More recently, Lehmann's group has been asking what happens to germ cells when they reach the gonad and become germline stem cells in the adult. Germline stem cells divide throughout adult life to produce a daughter cell that differentiates and a replacement stem cell. Lehmann found that some of the same genes, such as nanos, that are needed for germ cell development in the embryo, are also needed in the adult to maintain the "stem cell fate." In contrast to other stem cells in the adult, which can regenerate several cell types within a tissue, germline stem cells give rise to only one cell type: egg or sperm. But these cells are then able to generate a whole new organism. Lehmann says her group is searching for a core set of genes— "the germ genes"—that make these cells so different from the other cells in the body. "We know that some of the key genes, such as nanos and pumilio, encode RNA-binding proteins," Lehmann says. "And we think they're regulating the translation of target genes that may be effectors of germline fate."

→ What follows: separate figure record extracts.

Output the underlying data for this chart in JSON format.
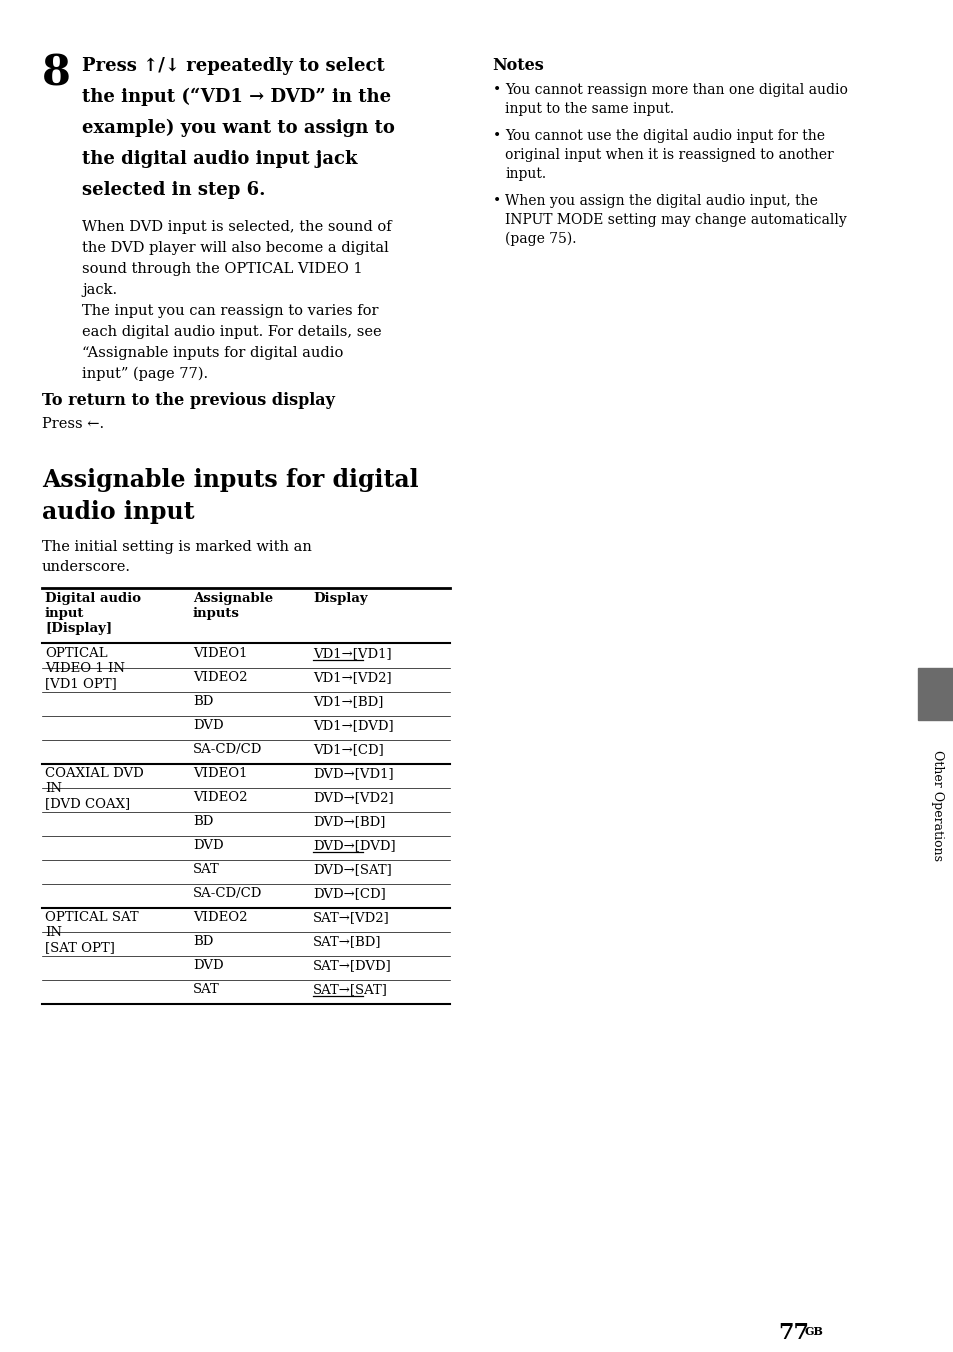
{
  "bg_color": "#ffffff",
  "page_number": "77",
  "superscript": "GB",
  "step_number": "8",
  "step_bold_lines": [
    "Press ↑/↓ repeatedly to select",
    "the input (“VD1 → DVD” in the",
    "example) you want to assign to",
    "the digital audio input jack",
    "selected in step 6."
  ],
  "step_normal_lines": [
    "When DVD input is selected, the sound of",
    "the DVD player will also become a digital",
    "sound through the OPTICAL VIDEO 1",
    "jack.",
    "The input you can reassign to varies for",
    "each digital audio input. For details, see",
    "“Assignable inputs for digital audio",
    "input” (page 77)."
  ],
  "notes_title": "Notes",
  "notes_bullets": [
    [
      "You cannot reassign more than one digital audio",
      "input to the same input."
    ],
    [
      "You cannot use the digital audio input for the",
      "original input when it is reassigned to another",
      "input."
    ],
    [
      "When you assign the digital audio input, the",
      "INPUT MODE setting may change automatically",
      "(page 75)."
    ]
  ],
  "return_heading": "To return to the previous display",
  "return_body": "Press ←.",
  "section_heading_line1": "Assignable inputs for digital",
  "section_heading_line2": "audio input",
  "section_intro_line1": "The initial setting is marked with an",
  "section_intro_line2": "underscore.",
  "table_headers": [
    "Digital audio\ninput\n[Display]",
    "Assignable\ninputs",
    "Display"
  ],
  "table_col0_groups": [
    {
      "text": "OPTICAL\nVIDEO 1 IN\n[VD1 OPT]",
      "num_rows": 5
    },
    {
      "text": "COAXIAL DVD\nIN\n[DVD COAX]",
      "num_rows": 6
    },
    {
      "text": "OPTICAL SAT\nIN\n[SAT OPT]",
      "num_rows": 4
    }
  ],
  "table_rows": [
    [
      "VIDEO1",
      "VD1→[VD1]",
      true
    ],
    [
      "VIDEO2",
      "VD1→[VD2]",
      false
    ],
    [
      "BD",
      "VD1→[BD]",
      false
    ],
    [
      "DVD",
      "VD1→[DVD]",
      false
    ],
    [
      "SA-CD/CD",
      "VD1→[CD]",
      false
    ],
    [
      "VIDEO1",
      "DVD→[VD1]",
      false
    ],
    [
      "VIDEO2",
      "DVD→[VD2]",
      false
    ],
    [
      "BD",
      "DVD→[BD]",
      false
    ],
    [
      "DVD",
      "DVD→[DVD]",
      true
    ],
    [
      "SAT",
      "DVD→[SAT]",
      false
    ],
    [
      "SA-CD/CD",
      "DVD→[CD]",
      false
    ],
    [
      "VIDEO2",
      "SAT→[VD2]",
      false
    ],
    [
      "BD",
      "SAT→[BD]",
      false
    ],
    [
      "DVD",
      "SAT→[DVD]",
      false
    ],
    [
      "SAT",
      "SAT→[SAT]",
      true
    ]
  ],
  "group_boundary_rows": [
    5,
    11
  ],
  "sidebar_color": "#6b6b6b",
  "sidebar_text": "Other Operations"
}
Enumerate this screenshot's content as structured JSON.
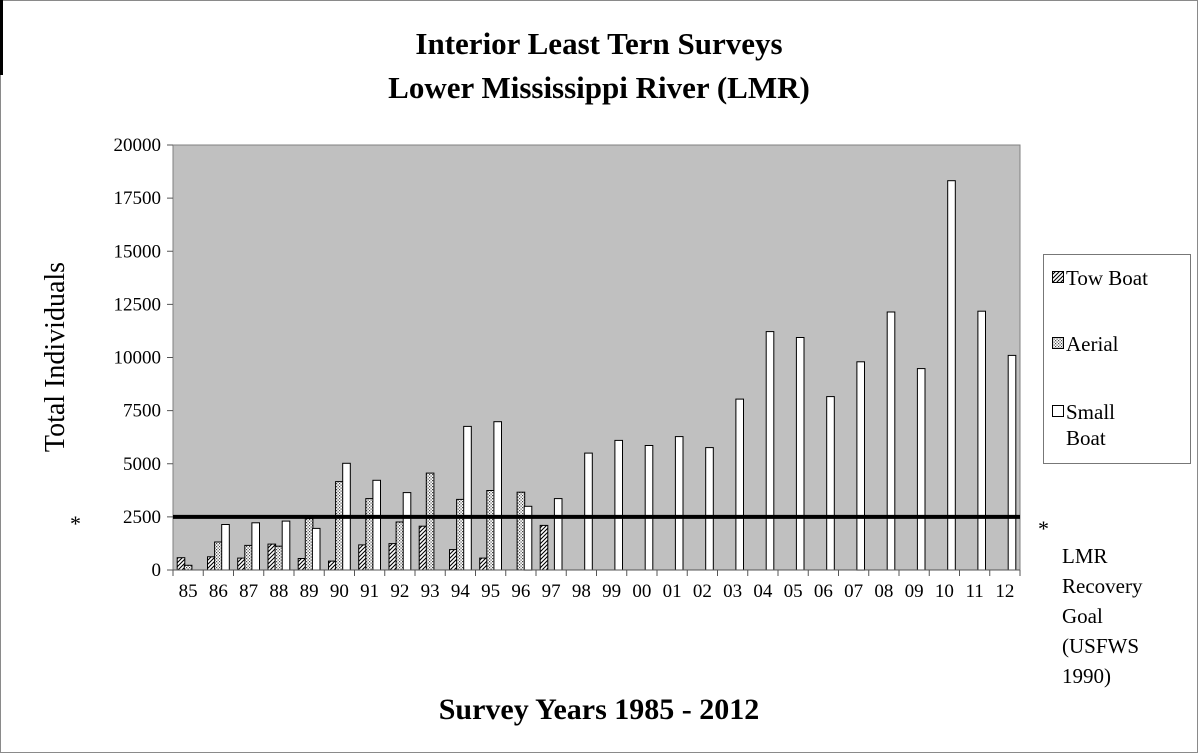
{
  "chart_data": {
    "type": "bar",
    "title": "Interior Least Tern Surveys",
    "subtitle": "Lower Mississippi River (LMR)",
    "xlabel": "Survey Years 1985 - 2012",
    "ylabel": "Total Individuals",
    "ylim": [
      0,
      20000
    ],
    "yticks": [
      "0",
      "2500",
      "5000",
      "7500",
      "10000",
      "12500",
      "15000",
      "17500",
      "20000"
    ],
    "grid": false,
    "legend_position": "right",
    "categories": [
      "85",
      "86",
      "87",
      "88",
      "89",
      "90",
      "91",
      "92",
      "93",
      "94",
      "95",
      "96",
      "97",
      "98",
      "99",
      "00",
      "01",
      "02",
      "03",
      "04",
      "05",
      "06",
      "07",
      "08",
      "09",
      "10",
      "11",
      "12"
    ],
    "series": [
      {
        "name": "Tow Boat",
        "pattern": "diagonal-hatch",
        "values": [
          580,
          620,
          560,
          1220,
          540,
          420,
          1180,
          1240,
          2060,
          960,
          560,
          null,
          2100,
          null,
          null,
          null,
          null,
          null,
          null,
          null,
          null,
          null,
          null,
          null,
          null,
          null,
          null,
          null
        ]
      },
      {
        "name": "Aerial",
        "pattern": "dotted",
        "values": [
          220,
          1320,
          1160,
          1120,
          2420,
          4160,
          3360,
          2260,
          4560,
          3320,
          3740,
          3660,
          null,
          null,
          null,
          null,
          null,
          null,
          null,
          null,
          null,
          null,
          null,
          null,
          null,
          null,
          null,
          null
        ]
      },
      {
        "name": "Small Boat",
        "pattern": "white",
        "values": [
          null,
          2140,
          2220,
          2300,
          1960,
          5020,
          4220,
          3640,
          null,
          6760,
          6980,
          3000,
          3360,
          5500,
          6100,
          5860,
          6280,
          5760,
          8040,
          11220,
          10940,
          8160,
          9800,
          12140,
          9480,
          18320,
          12180,
          10100
        ]
      }
    ],
    "reference_line": {
      "value": 2500,
      "marker": "*"
    },
    "plot_background": "#c0c0c0"
  },
  "legend": {
    "towboat": "Tow Boat",
    "aerial": "Aerial",
    "smallboat": "Small\nBoat"
  },
  "goal_note": {
    "asterisk": "*",
    "text": "LMR\nRecovery\nGoal\n(USFWS\n1990)"
  }
}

In the future, Lehmann hopes to spy on cells with a microscope to see what happens as germ cells migrate and become stem cells in the gonad. She wants to know if certain molecules localize to, say, the front of the cell, to determine the direction of migration. How the G proteincoupled receptor initiates migration and how germ cells stop migration and become stem cells is another question. And how do the "germ genes" the group is just beginning to identify collaborate to provide unique developmental programs for germ cells, such as the control of germ cell migration, while keeping germ cells immortal and fit for the next generation? Lehmann thinks up such questions not only in the lab but also when she is cross-country skiing in the winter or jogging and hiking in the summer. "My joy is the outdoors," she explains. "That is a good time to think about germ cells."